Viral hit: how the pandemic hurt dairy exports
Unsurprisingly, the hit to European markets from coronavirus is what really hurt UK dairy exports during the pandemic.
The EU made up almost 80% of the UK’s foreign dairy sales in 2019 – worth more than £1.3bn. But in the first six months of this year, sales fell by more than £100m, according to official customs data, as restaurants and cafés shut across the continent.
It contributed to an overall decline of 12% on the same period last year as the effects rippled across the world. Butter suffered in particular, falling by 26%.
Though as Stephen Jones, MD at Somerdale confirms, there have been upsides. “Whether it’s in America, China or Australia, foodservice has been devastated. However, people still need to eat, so supermarket business has been booming,” he says.
Nevertheless, the overall picture is gloomy for UK exporters. British dairy sales to the US, for example, fell by more than a quarter; sales to China by more than a third. Australia is one of the few significant markets to buck the trend, up 8%.
Both business and government had hoped the direction of travel would be in the opposite direction by now, as the UK struck on its agenda to reach new trade deals around the world.
While the new Japan trade deal offers a potential boon, with enhanced access for food and drink exports, some fear the pandemic will put most trade negotiations on the back burner.
“Covid has thrown a kind of awful curveball at the world,” says Alan Jenkins, director at Somerdale. “A trade deal really isn’t that important to a country when they’re trying to fight a lot of people dying.”
But when crises strike, opportunity often follows. The strain the pandemic placed on food supplies has provided a renewed focus on addressing the UK’s dependence on global imports.

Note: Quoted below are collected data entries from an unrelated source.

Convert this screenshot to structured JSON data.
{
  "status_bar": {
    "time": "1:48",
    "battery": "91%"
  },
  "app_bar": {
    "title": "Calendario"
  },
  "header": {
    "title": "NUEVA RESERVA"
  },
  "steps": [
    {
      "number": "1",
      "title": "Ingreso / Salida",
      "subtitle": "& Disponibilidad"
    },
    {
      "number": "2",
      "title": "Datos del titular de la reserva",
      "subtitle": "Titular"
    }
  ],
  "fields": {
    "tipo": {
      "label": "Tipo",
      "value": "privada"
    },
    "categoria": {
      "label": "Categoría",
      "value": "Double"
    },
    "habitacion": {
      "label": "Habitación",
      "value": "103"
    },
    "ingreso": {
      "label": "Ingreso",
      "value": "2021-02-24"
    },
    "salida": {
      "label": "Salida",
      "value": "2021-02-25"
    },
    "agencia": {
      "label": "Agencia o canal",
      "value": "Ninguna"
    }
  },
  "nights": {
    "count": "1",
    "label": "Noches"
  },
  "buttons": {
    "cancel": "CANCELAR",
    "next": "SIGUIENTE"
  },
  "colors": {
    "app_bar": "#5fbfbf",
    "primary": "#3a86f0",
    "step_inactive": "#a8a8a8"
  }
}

In dairy, the UK is a net importer to the tune of more than £1bn, marking a possible opportunity for British companies to develop their market share.
“I think one of the outcomes of Covid will be to look to reduce our over dependence on input products and start shortening supply chains,” said John Giles, the Chartered Institute of Marketing’s food, drink & agriculture president.
“That all plays well to UK dairy producers. But to do that you’ve got to be able to invest in extra processing capacity and storage capacity, distribution, marketing. It doesn’t just happen.”